“苏大人!求您为小楼做主!”乔玉珠突然挣开蒋江平再次跪倒在苏牧面前。
“你还在此惺惺作态?要不是你,小楼岂能被鹤无涯报复?”
“张月明,如果你就这点格局气量,那我收回之前的承诺。”
“什么承诺?”
“代罗爷招揽你的承诺!”苏牧淡淡的说道,“以前在我眼里你还算是个人才。可今天你的一言一行让我非常失望。
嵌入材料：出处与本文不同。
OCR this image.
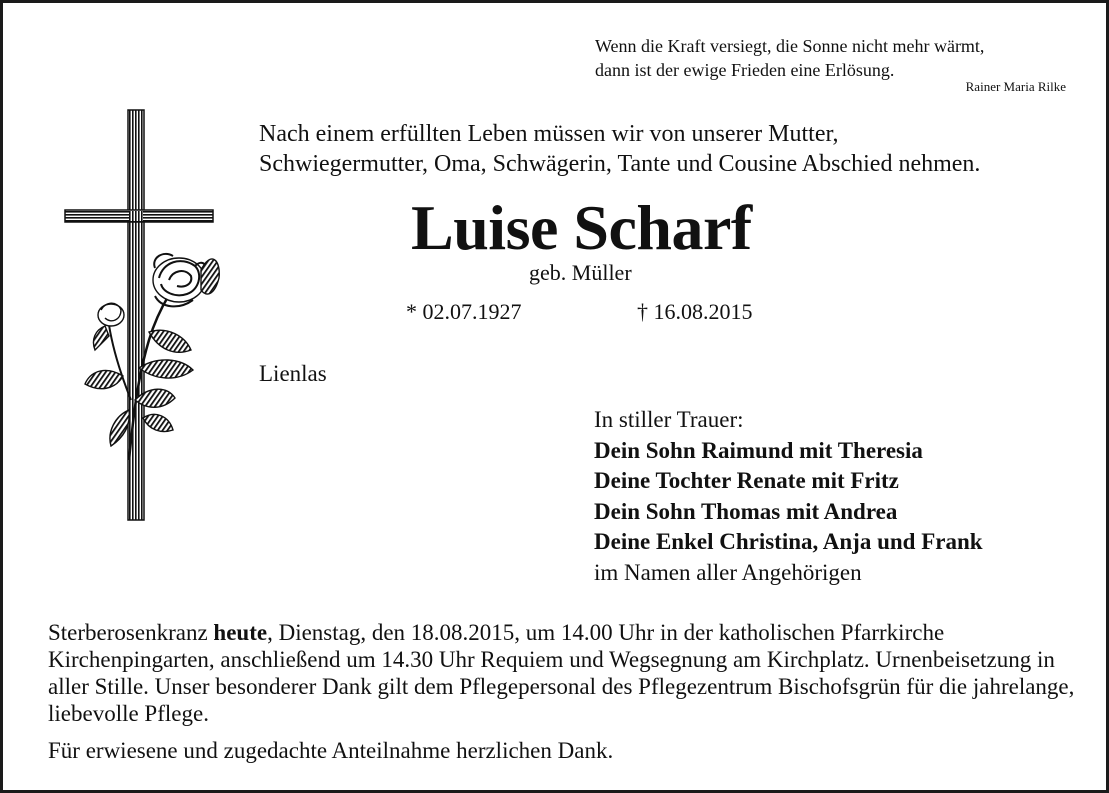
Wenn die Kraft versiegt, die Sonne nicht mehr wärmt,
dann ist der ewige Frieden eine Erlösung.
Rainer Maria Rilke
Nach einem erfüllten Leben müssen wir von unserer Mutter,
Schwiegermutter, Oma, Schwägerin, Tante und Cousine Abschied nehmen.
Luise Scharf
geb. Müller
* 02.07.1927	† 16.08.2015
Lienlas
In stiller Trauer:
Dein Sohn Raimund mit Theresia
Deine Tochter Renate mit Fritz
Dein Sohn Thomas mit Andrea
Deine Enkel Christina, Anja und Frank
im Namen aller Angehörigen
Sterberosenkranz heute, Dienstag, den 18.08.2015, um 14.00 Uhr in der katholischen Pfarrkirche Kirchenpingarten, anschließend um 14.30 Uhr Requiem und Wegsegnung am Kirchplatz. Urnenbeisetzung in aller Stille. Unser besonderer Dank gilt dem Pflegepersonal des Pflegezentrum Bischofsgrün für die jahrelange, liebevolle Pflege.
Für erwiesene und zugedachte Anteilnahme herzlichen Dank.
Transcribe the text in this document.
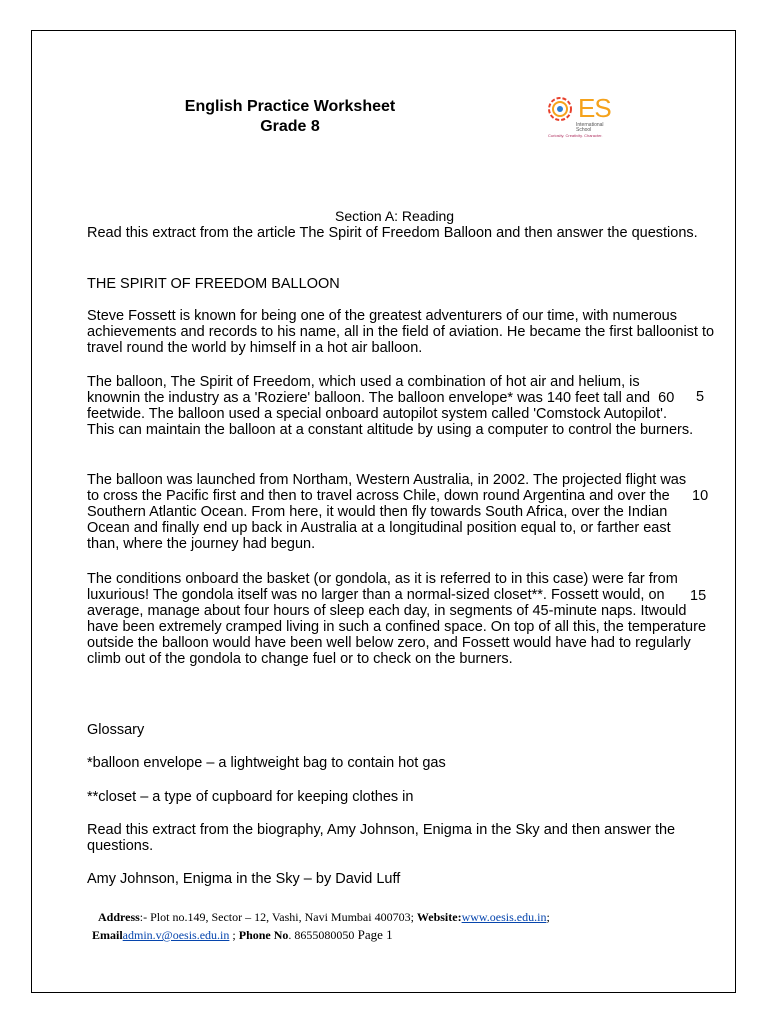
English Practice Worksheet
Grade 8
ES
International School
Curiosity. Creativity. Character.
Section A: Reading
Read this extract from the article The Spirit of Freedom Balloon and then answer the questions.
THE SPIRIT OF FREEDOM BALLOON
Steve Fossett is known for being one of the greatest adventurers of our time, with numerous achievements and records to his name, all in the field of aviation. He became the first balloonist to travel round the world by himself in a hot air balloon.
The balloon, The Spirit of Freedom, which used a combination of hot air and helium, is knownin the industry as a 'Roziere' balloon. The balloon envelope* was 140 feet tall and  60 feetwide. The balloon used a special onboard autopilot system called 'Comstock Autopilot'. This can maintain the balloon at a constant altitude by using a computer to control the burners.
The balloon was launched from Northam, Western Australia, in 2002. The projected flight was to cross the Pacific first and then to travel across Chile, down round Argentina and over the Southern Atlantic Ocean. From here, it would then fly towards South Africa, over the Indian Ocean and finally end up back in Australia at a longitudinal position equal to, or farther east than, where the journey had begun.
The conditions onboard the basket (or gondola, as it is referred to in this case) were far from luxurious! The gondola itself was no larger than a normal-sized closet**. Fossett would, on average, manage about four hours of sleep each day, in segments of 45-minute naps. Itwould have been extremely cramped living in such a confined space. On top of all this, the temperature outside the balloon would have been well below zero, and Fossett would have had to regularly climb out of the gondola to change fuel or to check on the burners.
5
10
15
Glossary
*balloon envelope – a lightweight bag to contain hot gas
**closet – a type of cupboard for keeping clothes in
Read this extract from the biography, Amy Johnson, Enigma in the Sky and then answer the questions.
Amy Johnson, Enigma in the Sky – by David Luff
Address:- Plot no.149, Sector – 12, Vashi, Navi Mumbai 400703; Website:www.oesis.edu.in;
Emailadmin.v@oesis.edu.in ; Phone No. 8655080050 Page 1
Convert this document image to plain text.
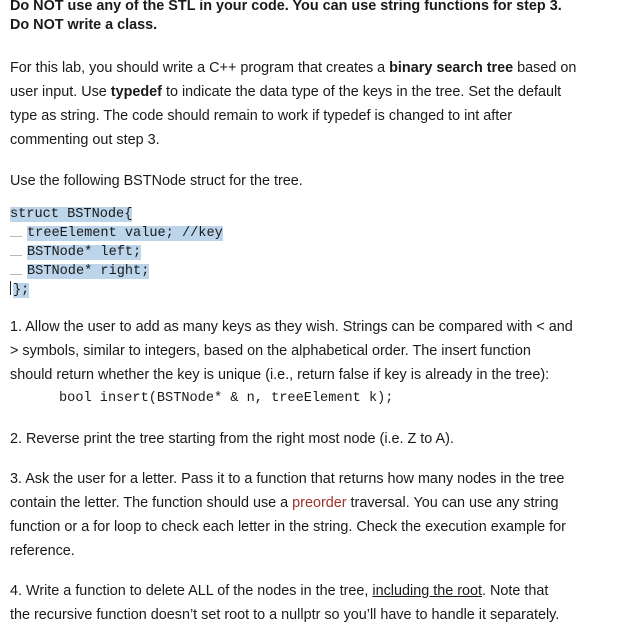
Do NOT use any of the STL in your code. You can use string functions for step 3.
Do NOT write a class.
For this lab, you should write a C++ program that creates a binary search tree based on
user input. Use typedef to indicate the data type of the keys in the tree. Set the default
type as string. The code should remain to work if typedef is changed to int after
commenting out step 3.
Use the following BSTNode struct for the tree.
struct BSTNode{
treeElement value; //key
BSTNode* left;
BSTNode* right;
};
1. Allow the user to add as many keys as they wish. Strings can be compared with < and
> symbols, similar to integers, based on the alphabetical order. The insert function
should return whether the key is unique (i.e., return false if key is already in the tree):
bool insert(BSTNode* & n, treeElement k);
2. Reverse print the tree starting from the right most node (i.e. Z to A).
3. Ask the user for a letter. Pass it to a function that returns how many nodes in the tree
contain the letter. The function should use a preorder traversal. You can use any string
function or a for loop to check each letter in the string. Check the execution example for
reference.
4. Write a function to delete ALL of the nodes in the tree, including the root. Note that
the recursive function doesn’t set root to a nullptr so you’ll have to handle it separately.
你的愚蠢愚昧,超出了我的认知,这样的你不配成为我的战友弟兄。”
苏牧的一句话,伤害性看似不大,却如一把尖刀扎进张月明的心窝。
“玉珠姑娘你先坐下,好好说说今天发生了什么事?”
“今天,小楼与我出门逛街,下午未时,小楼带我进了金凤银楼给我挑首饰,在金凤银楼之中遇到了鹤无涯及其手下狗腿子。
他们径直上门挑衅,羞辱我和小楼,我拉着小楼要走,他们却拦着不让。小楼与之动手,但寡不敌众。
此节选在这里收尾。